Wallinger's nag is not in frisky or combative mood. Quite the opposite, in fact. It looks positively self-absorbed in its graceful serenity, almost mystically self-contained. Its front legs seem inclined to move, but its back legs hold a different point of view. Almost most interesting of all, it is not perfectly centred on its very large and low-lying white plinth. In fact, it stands towards one corner, as if it has been set free to roam, and has reached a certain decision as to its own positioning. The head is slightly canted down to the left.

Public art is art that exists in a public context, and it is constantly modified by that context. And so it is here. This horse causes us to reflect upon all the other horses, man-made and real, which circulate about central London.

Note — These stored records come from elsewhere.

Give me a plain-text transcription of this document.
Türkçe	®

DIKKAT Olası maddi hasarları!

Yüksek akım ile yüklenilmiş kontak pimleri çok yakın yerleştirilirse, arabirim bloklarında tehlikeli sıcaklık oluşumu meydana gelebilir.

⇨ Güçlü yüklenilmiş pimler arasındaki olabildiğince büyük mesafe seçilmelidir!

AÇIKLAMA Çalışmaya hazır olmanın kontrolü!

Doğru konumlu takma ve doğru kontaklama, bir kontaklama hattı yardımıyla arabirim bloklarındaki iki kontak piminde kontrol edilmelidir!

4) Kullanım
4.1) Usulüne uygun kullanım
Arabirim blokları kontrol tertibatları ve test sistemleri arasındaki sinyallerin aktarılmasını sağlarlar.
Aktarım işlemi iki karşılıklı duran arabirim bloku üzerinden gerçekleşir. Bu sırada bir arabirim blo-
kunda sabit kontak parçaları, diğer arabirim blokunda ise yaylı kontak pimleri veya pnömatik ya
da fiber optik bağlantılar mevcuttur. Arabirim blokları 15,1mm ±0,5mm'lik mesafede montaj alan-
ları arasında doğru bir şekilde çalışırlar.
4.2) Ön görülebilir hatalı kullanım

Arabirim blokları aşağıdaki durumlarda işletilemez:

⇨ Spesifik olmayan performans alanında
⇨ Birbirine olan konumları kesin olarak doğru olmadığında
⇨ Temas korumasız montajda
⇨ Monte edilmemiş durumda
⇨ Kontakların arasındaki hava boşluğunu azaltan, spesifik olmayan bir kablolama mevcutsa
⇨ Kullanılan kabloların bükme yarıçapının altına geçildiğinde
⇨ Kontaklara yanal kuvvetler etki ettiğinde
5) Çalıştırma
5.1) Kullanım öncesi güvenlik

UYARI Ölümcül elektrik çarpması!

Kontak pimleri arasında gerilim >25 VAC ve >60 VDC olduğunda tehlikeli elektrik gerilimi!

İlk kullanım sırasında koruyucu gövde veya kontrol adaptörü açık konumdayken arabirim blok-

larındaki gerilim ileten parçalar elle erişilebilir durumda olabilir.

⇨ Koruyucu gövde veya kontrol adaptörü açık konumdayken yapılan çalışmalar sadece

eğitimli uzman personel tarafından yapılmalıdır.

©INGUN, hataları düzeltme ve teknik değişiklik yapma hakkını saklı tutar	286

The presence of the horse on this plinth – it could be the horse's own browsing space – causes us not only to think about the meaning of the supportive role that horses tend to play horses in equestrian portrait sculpture, but it also reminds us that a low line of view brings us much closer to what we are looking at, both physically and emotionally. It grounds the object. It makes the onlooker feel on a level with it. We are no longer set apart from it. We achieve a kind of casual intimacy with this preternaturally white horse – various people are stepping up on to its plinth to get a better view of it as I stand looking at it. In short, the plinth has increased its approachability.

What is more, those other equestrian statues nearby feel strangely compromised and exposed by the presence of this white horse in their midst. It seems to be showing them up for what they are, mere props for man's self-aggrandisement and myth-making. The only horse it seems to crave kinship with is that golden rocking horse on the fourth plinth in Trafalgar Square, just a couple of hundred yards away from here, which is also cocking a snook at the silly posturings of monarchs and warmongers.

As Jonathan Swift pointed out in his wonderful parable of the Houyhnhnms and the Yahoos at the tail end of Gulliver's Travels almost three hundred years ago, horses are so much less base than human beings.

About the artist: Mark Wallinger

The English painter, sculptor and video artist Mark Wallinger was born in Chigwell, Essex, in 1959. He studied at the Chelsea School of Art and Goldsmiths College, both in London. Horses and horse-racing have long been a passion, which eventually culminated in the purchase of his own race horse, a two-year-old filly, in 1994, which he called A Real Work of Art. He was short-listed for the Turner Prize in 1995 for A Real Work of Art, a model of his horse.